Autocorrelation refers to the degree of correlation between the values of the same variables across different observations in the data. The concept of autocorrelation is most often discussed in the context of time series data in which observations occur at different points in time (e.g., air temperature measured on different days of the month). For example, one might expect the air temperature on the 1st day of the month to be more similar to the temperature on the 2nd day compared to the 31st day. If the temperature values that occurred closer together in time are, in fact, more similar than the temperature values that occurred farther apart in time, the data would be autocorrelated.

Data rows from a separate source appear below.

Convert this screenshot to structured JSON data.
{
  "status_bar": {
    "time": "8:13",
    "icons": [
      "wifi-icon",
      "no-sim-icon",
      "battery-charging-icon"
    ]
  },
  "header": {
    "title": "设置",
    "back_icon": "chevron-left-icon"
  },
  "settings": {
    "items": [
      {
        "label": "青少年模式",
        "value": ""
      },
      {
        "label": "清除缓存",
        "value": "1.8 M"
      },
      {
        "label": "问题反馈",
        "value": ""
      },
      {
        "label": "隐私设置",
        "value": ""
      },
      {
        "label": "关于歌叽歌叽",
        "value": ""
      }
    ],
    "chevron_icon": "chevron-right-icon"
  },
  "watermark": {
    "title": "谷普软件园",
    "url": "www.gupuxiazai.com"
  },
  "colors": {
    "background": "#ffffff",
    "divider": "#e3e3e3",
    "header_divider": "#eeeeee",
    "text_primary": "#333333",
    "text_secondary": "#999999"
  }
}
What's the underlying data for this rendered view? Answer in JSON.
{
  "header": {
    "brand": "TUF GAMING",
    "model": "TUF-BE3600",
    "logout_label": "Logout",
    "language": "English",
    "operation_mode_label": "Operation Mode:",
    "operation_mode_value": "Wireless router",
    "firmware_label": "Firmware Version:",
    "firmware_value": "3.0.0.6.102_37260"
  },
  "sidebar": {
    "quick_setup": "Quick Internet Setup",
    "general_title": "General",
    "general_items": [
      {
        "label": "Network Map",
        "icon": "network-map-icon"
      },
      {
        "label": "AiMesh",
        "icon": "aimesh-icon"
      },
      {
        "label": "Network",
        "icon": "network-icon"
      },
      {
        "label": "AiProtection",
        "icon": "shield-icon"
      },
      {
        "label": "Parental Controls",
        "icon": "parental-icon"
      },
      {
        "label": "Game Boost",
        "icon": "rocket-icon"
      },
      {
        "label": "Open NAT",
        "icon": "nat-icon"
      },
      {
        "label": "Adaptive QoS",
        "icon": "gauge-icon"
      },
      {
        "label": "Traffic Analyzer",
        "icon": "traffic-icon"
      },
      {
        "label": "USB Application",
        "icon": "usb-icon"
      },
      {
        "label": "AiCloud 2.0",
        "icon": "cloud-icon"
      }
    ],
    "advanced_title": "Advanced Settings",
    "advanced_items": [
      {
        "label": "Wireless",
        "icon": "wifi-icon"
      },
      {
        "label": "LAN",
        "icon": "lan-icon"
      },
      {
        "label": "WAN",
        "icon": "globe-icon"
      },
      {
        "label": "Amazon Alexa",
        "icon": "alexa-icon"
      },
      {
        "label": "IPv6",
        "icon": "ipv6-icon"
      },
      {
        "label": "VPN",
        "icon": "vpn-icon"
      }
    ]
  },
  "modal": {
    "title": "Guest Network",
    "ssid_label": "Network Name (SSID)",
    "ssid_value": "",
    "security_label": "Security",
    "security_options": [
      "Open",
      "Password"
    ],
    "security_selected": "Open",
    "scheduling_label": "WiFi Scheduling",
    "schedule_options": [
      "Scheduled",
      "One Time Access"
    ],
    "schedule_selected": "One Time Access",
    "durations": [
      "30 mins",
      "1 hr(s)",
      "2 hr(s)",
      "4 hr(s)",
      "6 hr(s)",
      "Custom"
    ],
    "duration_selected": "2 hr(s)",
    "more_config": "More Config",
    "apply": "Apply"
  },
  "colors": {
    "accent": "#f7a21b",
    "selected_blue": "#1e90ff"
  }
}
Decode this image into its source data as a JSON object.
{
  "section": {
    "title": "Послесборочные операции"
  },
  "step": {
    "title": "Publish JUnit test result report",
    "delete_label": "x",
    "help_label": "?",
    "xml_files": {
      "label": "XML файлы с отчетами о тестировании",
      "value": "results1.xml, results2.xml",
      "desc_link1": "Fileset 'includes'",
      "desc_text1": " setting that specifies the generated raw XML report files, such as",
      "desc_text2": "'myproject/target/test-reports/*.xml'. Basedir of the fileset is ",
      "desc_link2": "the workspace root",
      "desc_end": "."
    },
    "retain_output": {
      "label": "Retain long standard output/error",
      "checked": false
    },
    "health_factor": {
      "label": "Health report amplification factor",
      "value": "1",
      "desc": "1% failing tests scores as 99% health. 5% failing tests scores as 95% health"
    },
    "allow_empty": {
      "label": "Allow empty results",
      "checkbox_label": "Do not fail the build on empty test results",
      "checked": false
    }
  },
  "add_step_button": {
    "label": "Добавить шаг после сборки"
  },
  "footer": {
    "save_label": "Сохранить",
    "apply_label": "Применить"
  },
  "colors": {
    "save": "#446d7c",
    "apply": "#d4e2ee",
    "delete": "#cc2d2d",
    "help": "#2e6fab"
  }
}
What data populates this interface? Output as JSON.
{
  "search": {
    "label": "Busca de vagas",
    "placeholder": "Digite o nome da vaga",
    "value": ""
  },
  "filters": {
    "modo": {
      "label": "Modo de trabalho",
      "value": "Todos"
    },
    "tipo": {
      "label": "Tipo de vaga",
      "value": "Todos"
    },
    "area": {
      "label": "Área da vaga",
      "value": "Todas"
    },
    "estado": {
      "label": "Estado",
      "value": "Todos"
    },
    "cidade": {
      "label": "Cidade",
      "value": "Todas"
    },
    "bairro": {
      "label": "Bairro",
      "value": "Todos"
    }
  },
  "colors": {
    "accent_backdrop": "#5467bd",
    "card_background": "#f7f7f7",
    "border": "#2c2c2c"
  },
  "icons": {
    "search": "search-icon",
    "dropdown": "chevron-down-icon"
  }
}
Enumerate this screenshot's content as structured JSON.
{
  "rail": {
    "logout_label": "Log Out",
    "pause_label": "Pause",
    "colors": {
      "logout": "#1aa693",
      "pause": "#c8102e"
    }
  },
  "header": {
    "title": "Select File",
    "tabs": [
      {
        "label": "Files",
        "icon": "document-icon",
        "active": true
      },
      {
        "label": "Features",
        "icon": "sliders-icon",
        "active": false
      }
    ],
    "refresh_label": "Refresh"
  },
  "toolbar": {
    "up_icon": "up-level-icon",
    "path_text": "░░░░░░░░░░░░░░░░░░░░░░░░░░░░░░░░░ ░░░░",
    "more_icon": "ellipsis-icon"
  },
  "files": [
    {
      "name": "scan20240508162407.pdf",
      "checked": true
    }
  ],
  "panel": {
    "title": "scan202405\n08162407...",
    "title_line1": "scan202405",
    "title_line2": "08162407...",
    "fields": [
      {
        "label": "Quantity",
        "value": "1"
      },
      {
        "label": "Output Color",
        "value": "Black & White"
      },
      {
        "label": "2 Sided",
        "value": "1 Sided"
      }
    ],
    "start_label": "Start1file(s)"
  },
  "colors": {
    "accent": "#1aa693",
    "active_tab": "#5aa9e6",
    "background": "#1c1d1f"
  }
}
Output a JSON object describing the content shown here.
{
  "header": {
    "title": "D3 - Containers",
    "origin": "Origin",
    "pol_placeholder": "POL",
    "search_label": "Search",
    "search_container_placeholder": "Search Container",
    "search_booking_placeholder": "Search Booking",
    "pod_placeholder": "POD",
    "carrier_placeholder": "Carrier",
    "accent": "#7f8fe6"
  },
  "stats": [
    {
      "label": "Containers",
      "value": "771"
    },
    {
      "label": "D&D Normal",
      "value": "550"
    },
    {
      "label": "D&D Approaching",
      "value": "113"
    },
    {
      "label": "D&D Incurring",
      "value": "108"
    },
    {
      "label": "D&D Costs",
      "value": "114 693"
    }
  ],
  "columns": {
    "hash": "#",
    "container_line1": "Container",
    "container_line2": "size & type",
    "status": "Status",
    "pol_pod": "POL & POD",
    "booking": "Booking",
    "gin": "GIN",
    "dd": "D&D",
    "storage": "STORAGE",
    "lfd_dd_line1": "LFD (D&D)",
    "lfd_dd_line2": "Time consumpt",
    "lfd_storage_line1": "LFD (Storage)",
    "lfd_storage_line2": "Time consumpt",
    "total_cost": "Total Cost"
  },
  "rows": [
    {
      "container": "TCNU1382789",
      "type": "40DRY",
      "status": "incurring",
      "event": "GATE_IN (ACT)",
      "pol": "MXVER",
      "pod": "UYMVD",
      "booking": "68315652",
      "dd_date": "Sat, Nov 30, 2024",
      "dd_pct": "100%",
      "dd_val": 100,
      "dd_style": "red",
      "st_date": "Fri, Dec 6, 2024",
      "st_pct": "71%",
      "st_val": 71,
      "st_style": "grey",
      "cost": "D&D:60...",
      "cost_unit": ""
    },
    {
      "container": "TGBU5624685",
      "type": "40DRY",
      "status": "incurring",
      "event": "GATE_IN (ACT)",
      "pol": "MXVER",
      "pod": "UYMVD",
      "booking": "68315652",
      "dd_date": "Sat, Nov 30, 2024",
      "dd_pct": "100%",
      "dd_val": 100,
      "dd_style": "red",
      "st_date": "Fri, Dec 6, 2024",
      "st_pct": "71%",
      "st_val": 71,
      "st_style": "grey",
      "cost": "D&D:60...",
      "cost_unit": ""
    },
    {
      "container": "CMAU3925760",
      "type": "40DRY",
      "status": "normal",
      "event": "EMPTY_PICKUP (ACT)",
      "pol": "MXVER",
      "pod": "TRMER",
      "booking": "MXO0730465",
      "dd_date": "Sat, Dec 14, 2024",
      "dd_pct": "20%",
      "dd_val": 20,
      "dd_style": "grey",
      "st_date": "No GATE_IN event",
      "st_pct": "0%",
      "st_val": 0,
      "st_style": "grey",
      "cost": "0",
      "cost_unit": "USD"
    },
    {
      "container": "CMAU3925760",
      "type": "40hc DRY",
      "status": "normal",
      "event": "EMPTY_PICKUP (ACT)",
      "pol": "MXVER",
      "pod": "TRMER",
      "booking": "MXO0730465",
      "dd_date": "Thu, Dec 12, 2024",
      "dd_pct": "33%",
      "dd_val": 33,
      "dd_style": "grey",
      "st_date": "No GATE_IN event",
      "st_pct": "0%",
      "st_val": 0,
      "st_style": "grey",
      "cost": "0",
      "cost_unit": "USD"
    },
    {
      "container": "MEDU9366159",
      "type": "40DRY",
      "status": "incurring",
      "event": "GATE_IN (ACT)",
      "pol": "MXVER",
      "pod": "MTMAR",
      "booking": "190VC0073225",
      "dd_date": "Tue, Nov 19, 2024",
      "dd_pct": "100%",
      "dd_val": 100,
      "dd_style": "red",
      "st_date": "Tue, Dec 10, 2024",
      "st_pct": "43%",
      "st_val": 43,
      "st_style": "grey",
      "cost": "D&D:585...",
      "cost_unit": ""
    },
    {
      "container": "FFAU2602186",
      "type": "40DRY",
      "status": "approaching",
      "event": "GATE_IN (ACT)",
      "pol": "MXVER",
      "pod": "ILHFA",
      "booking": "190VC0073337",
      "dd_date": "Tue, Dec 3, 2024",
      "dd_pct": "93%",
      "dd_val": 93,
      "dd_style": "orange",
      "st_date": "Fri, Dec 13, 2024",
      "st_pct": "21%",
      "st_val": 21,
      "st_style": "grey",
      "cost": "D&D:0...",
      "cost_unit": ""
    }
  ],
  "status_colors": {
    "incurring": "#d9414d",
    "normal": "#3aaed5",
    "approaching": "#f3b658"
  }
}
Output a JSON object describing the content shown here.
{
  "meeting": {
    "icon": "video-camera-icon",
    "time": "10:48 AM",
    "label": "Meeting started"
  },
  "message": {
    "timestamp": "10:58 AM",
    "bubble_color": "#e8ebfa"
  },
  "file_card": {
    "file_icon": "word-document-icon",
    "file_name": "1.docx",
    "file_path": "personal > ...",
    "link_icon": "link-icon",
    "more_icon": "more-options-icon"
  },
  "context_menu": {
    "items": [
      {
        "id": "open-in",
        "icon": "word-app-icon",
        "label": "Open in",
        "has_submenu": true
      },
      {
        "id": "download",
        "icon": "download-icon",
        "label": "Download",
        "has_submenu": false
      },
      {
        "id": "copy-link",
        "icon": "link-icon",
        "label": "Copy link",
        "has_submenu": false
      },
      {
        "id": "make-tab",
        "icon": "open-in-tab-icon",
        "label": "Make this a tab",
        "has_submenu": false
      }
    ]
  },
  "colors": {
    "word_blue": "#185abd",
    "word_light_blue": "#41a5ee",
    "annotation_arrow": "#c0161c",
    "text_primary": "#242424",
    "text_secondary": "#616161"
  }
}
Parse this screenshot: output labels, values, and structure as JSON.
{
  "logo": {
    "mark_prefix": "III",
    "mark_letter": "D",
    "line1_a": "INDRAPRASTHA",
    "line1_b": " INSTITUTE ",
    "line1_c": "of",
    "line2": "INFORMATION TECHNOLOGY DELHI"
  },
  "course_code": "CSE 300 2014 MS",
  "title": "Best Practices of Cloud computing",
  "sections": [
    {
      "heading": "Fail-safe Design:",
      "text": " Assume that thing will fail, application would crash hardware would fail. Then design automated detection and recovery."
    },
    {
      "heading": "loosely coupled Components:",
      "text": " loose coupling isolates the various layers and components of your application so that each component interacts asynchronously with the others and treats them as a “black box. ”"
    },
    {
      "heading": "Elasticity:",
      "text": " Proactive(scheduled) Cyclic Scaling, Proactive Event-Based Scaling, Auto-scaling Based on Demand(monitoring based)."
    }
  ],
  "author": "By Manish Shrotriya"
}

However, autocorrelation can also occur in cross-sectional data when the observations are related in some other way. In a survey, for instance, one might expect people from nearby geographic locations to provide more similar answers to each other than people who are more geographically distant. Similarly, students from the same class might perform more similarly to each other than students from different classes. Thus, autocorrelation can occur if observations are dependent in aspects other than time. Autocorrelation can cause problems in conventional analyses (such as ordinary least squares regression) that assume independence of observations.

In a regression analysis, autocorrelation of the regression residuals can also occur if the model is incorrectly specified. For example, if you are attempting to model a simple linear relationship but the observed relationship is non-linear (i.e., it follows a curved or U-shaped function), then the residuals will be autocorrelated.